Anne, also from Northern Virginia, is a 20-year-old psychology major at Radford.

She said it took her a year before she was able to talk with others about being raped.

She was attacked one night at the beginning of her sophomore year by a man she had just met at a local bar.

She thought he was cute. They both had been drinking and, after talking a few hours, he offered to take her home.

Instead, one of his friends dropped them off at his fraternity house. No one else was there.

"He didn't take `No' too kindly for an answer, he didn't listen. And he pretended like nothing had happened after," Anne said.

Afterward, Anne walked four blocks home, alone in the rain.

As months passed, she stopped trusting people. She distanced herself from her male friends.

She tried burying the incident, but finally realized she couldn't.

She began going to the weekly group sessions in January and is just now beginning to learn how to deal with the anger and the pain.

"I thought I was fine. And now dealing with it opens a whole new can of worms," Anne said.

"It's a part of my life now. And every day there's something that reminds me."

\ Sue had known her attacker for about a month before he raped her.

Both were freshmen. They were friends and "just getting to know each other," she said.

"We had kissed, but that was it. He had said we won't ever do anything you don't want to do," she said.

One night, he asked her to come over to his dormitory room to talk. "And I didn't think twice about it," she said.

After talking a while, he tried forcing himself on her but she stopped him. He got frustrated, Sue said, and raped her.

"He had the whole thing planned," Sue said. "He knew the limit. He just kept testing it and testing it and then finally he got tired of it."

Sue still won't wear the shirt she had on the night she was raped. She refuses to get rid of it because it was expensive, but she can't wear it because she had it on that night. "He couldn't get it off," she said.

Sue still sees the student who attacked her almost every day. He lives two floors above her in the dormitory.

She is angry. They all are.

"I really feel like beating something sometimes," Beth said, pounding on an armrest.

"I started kicking doors the other night," Sue said.

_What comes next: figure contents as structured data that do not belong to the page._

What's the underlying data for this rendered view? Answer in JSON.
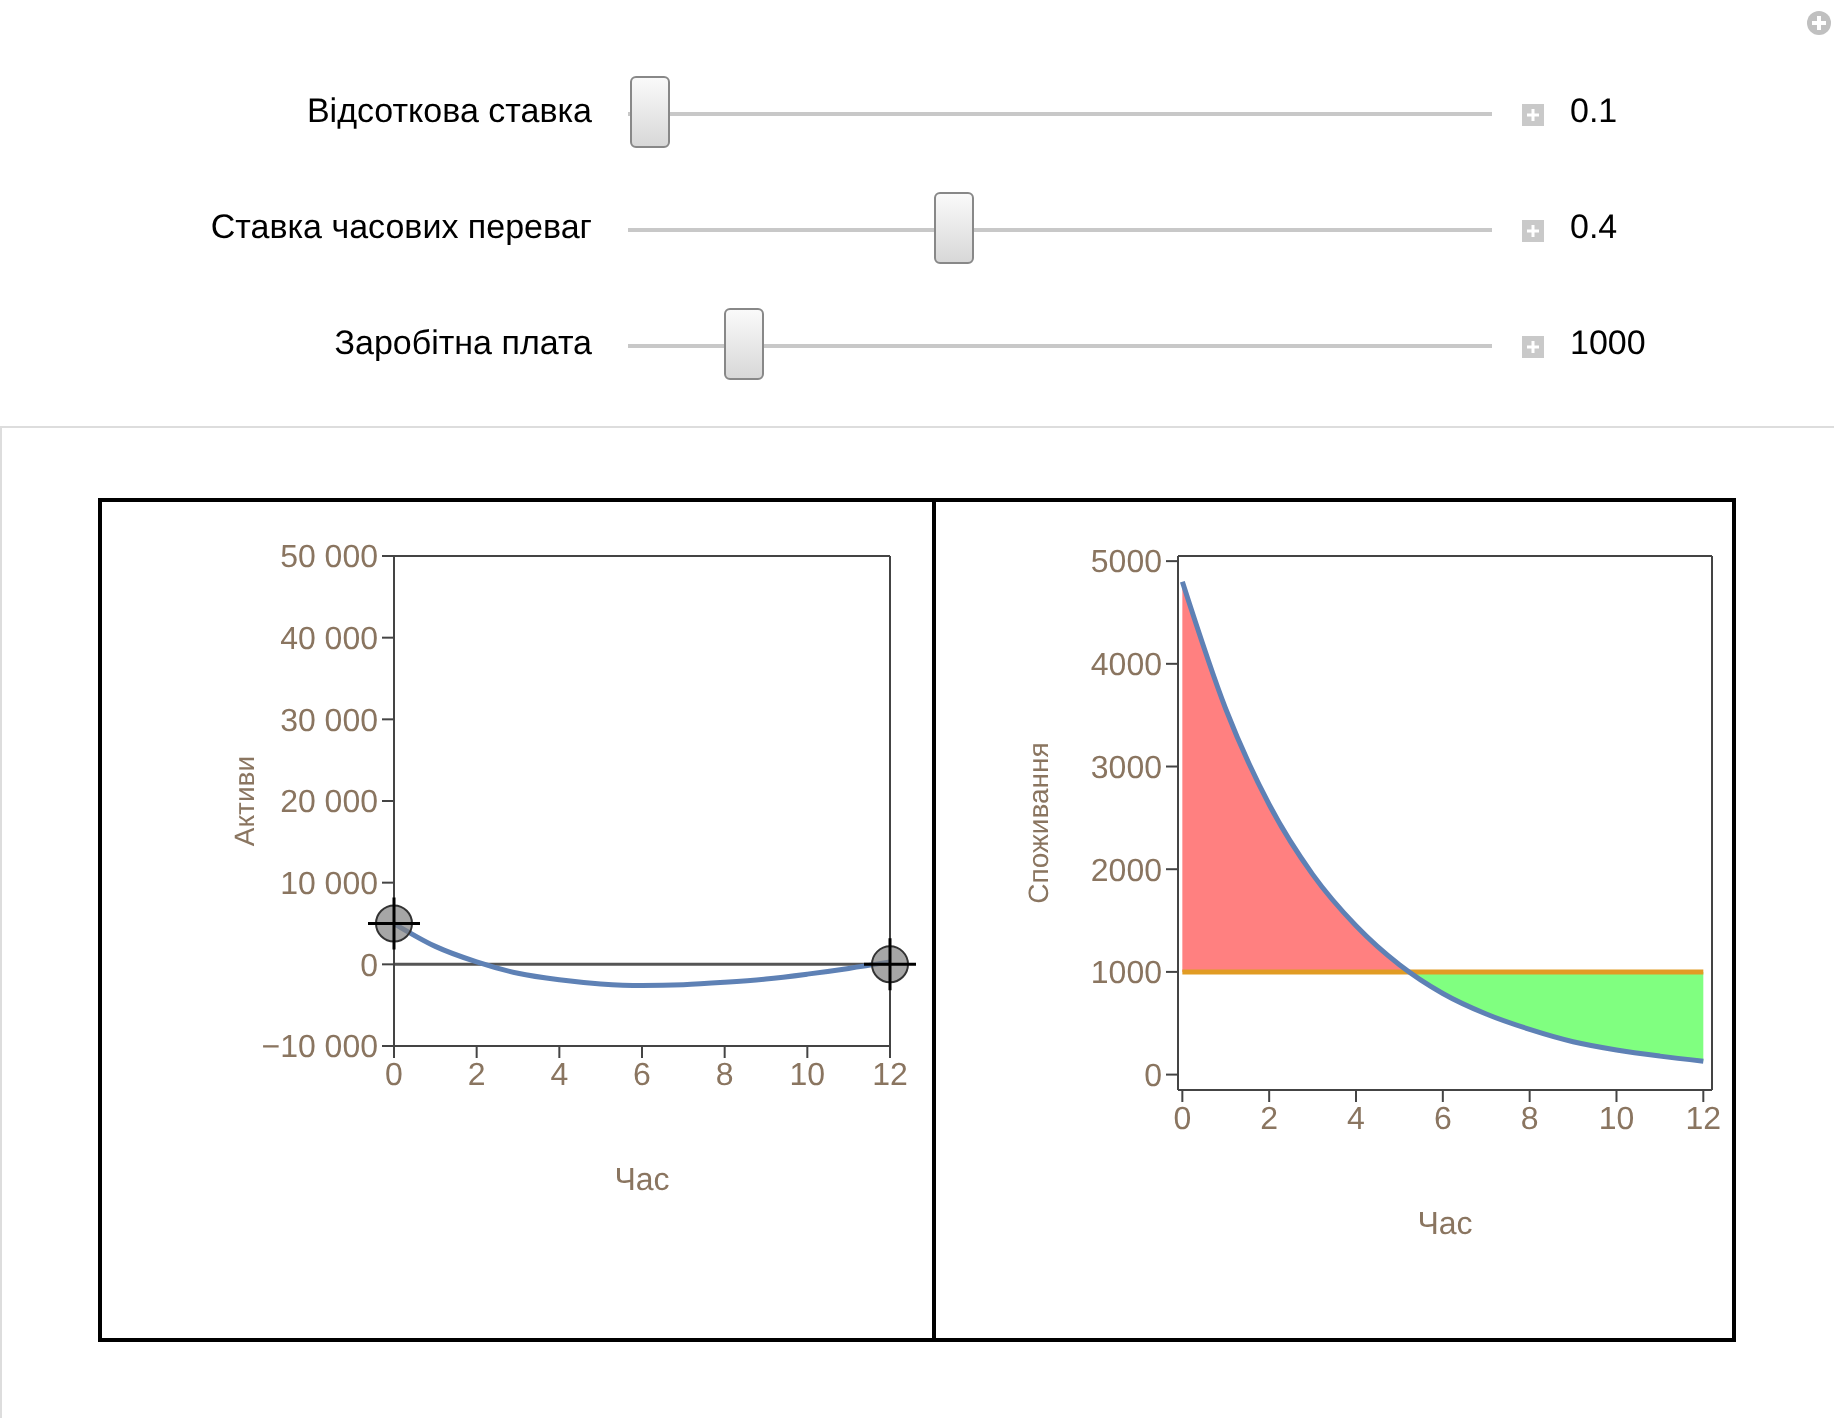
{
  "chart_data": [
    {
      "type": "other",
      "annotations": [
        "Відсоткова ставка",
        "0.1",
        "Ставка часових переваг",
        "0.4",
        "Заробітна плата",
        "1000"
      ]
    },
    {
      "type": "line",
      "xlabel": "Час",
      "ylabel": "Активи",
      "xlim": [
        0,
        12
      ],
      "ylim": [
        -10000,
        50000
      ],
      "xticks": [
        0,
        2,
        4,
        6,
        8,
        10,
        12
      ],
      "yticks": [
        {
          "value": -10000,
          "label": "−10 000"
        },
        0,
        {
          "value": 10000,
          "label": "10 000"
        },
        {
          "value": 20000,
          "label": "20 000"
        },
        {
          "value": 30000,
          "label": "30 000"
        },
        {
          "value": 40000,
          "label": "40 000"
        },
        {
          "value": 50000,
          "label": "50 000"
        }
      ],
      "series": [
        {
          "type": "line",
          "color": "#5e81b5",
          "x": [
            0,
            1,
            2,
            3,
            4,
            5,
            6,
            7,
            8,
            9,
            10,
            11,
            12
          ],
          "values": [
            5000,
            2200,
            300,
            -1100,
            -1900,
            -2400,
            -2600,
            -2500,
            -2200,
            -1800,
            -1200,
            -500,
            300
          ]
        },
        {
          "type": "scatter",
          "color": "#808080",
          "marker": "circle",
          "x": [
            0,
            12
          ],
          "values": [
            5000,
            0
          ]
        }
      ],
      "ref_lines": [
        {
          "axis": "y",
          "value": 0,
          "color": "#555555"
        }
      ]
    },
    {
      "type": "line",
      "xlabel": "Час",
      "ylabel": "Споживання",
      "xlim": [
        -0.1,
        12.2
      ],
      "ylim": [
        -150,
        5050
      ],
      "xticks": [
        0,
        2,
        4,
        6,
        8,
        10,
        12
      ],
      "yticks": [
        0,
        1000,
        2000,
        3000,
        4000,
        5000
      ],
      "series": [
        {
          "type": "area",
          "color": "#ff8080",
          "x": [
            0,
            1,
            2,
            3,
            4,
            5,
            5.23
          ],
          "values": [
            4800,
            3560,
            2630,
            1950,
            1450,
            1070,
            1000
          ]
        },
        {
          "type": "area",
          "color": "#80ff80",
          "x": [
            5.23,
            6,
            7,
            8,
            9,
            10,
            11,
            12
          ],
          "values": [
            1000,
            1000,
            1000,
            1000,
            1000,
            1000,
            1000,
            1000
          ]
        },
        {
          "type": "line",
          "color": "#e19c24",
          "x": [
            0,
            12
          ],
          "values": [
            1000,
            1000
          ]
        },
        {
          "type": "line",
          "color": "#5e81b5",
          "x": [
            0,
            1,
            2,
            3,
            4,
            5,
            6,
            7,
            8,
            9,
            10,
            11,
            12
          ],
          "values": [
            4800,
            3560,
            2630,
            1950,
            1450,
            1070,
            790,
            590,
            440,
            320,
            240,
            180,
            130
          ]
        }
      ]
    }
  ]
}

Although they are angry, none of the three women has brought criminal charges against the rapists. They say they prefer to avoid making their rapes public.

Counselors tell the victims that the anger they feel should be directed at the men who raped them, not at others around them.

"We try to channel it at them - at the rapist - instead of at ourself, our friends or our boyfriends," Sue said.

Beth, Anne and Sue usually refer to their attackers by name, but Sue got a small round of applause when she referred to her attacker as "the rapist."

"That's what we're supposed to do," she said.

Another thing they're "supposed" to do is learn to blame the rapist, not themselves.

Anne said she still questions whether she provoked it or if maybe it was her fault for wearing a mini-skirt.

Sue, a 19-year-old freshman education major from Maryland, said the guilt isn't always a problem, it's remembering.

"To me, I'm finding it's almost as bad now as when he raped me. I feel like I'm getting raped over and over and over," she said.

Beth said coming to grips with being raped is a slow and gradual process that comes in stages.

First, there is denial. Then there is anger. Then depression.

And finally, there is acceptance.

But acceptance doesn't mean it gets easier.

"Numbness to pain is not necessarily better," Beth said.

"But you feel good that you are working at it and accepting it. It's a reality and it's not going to go away."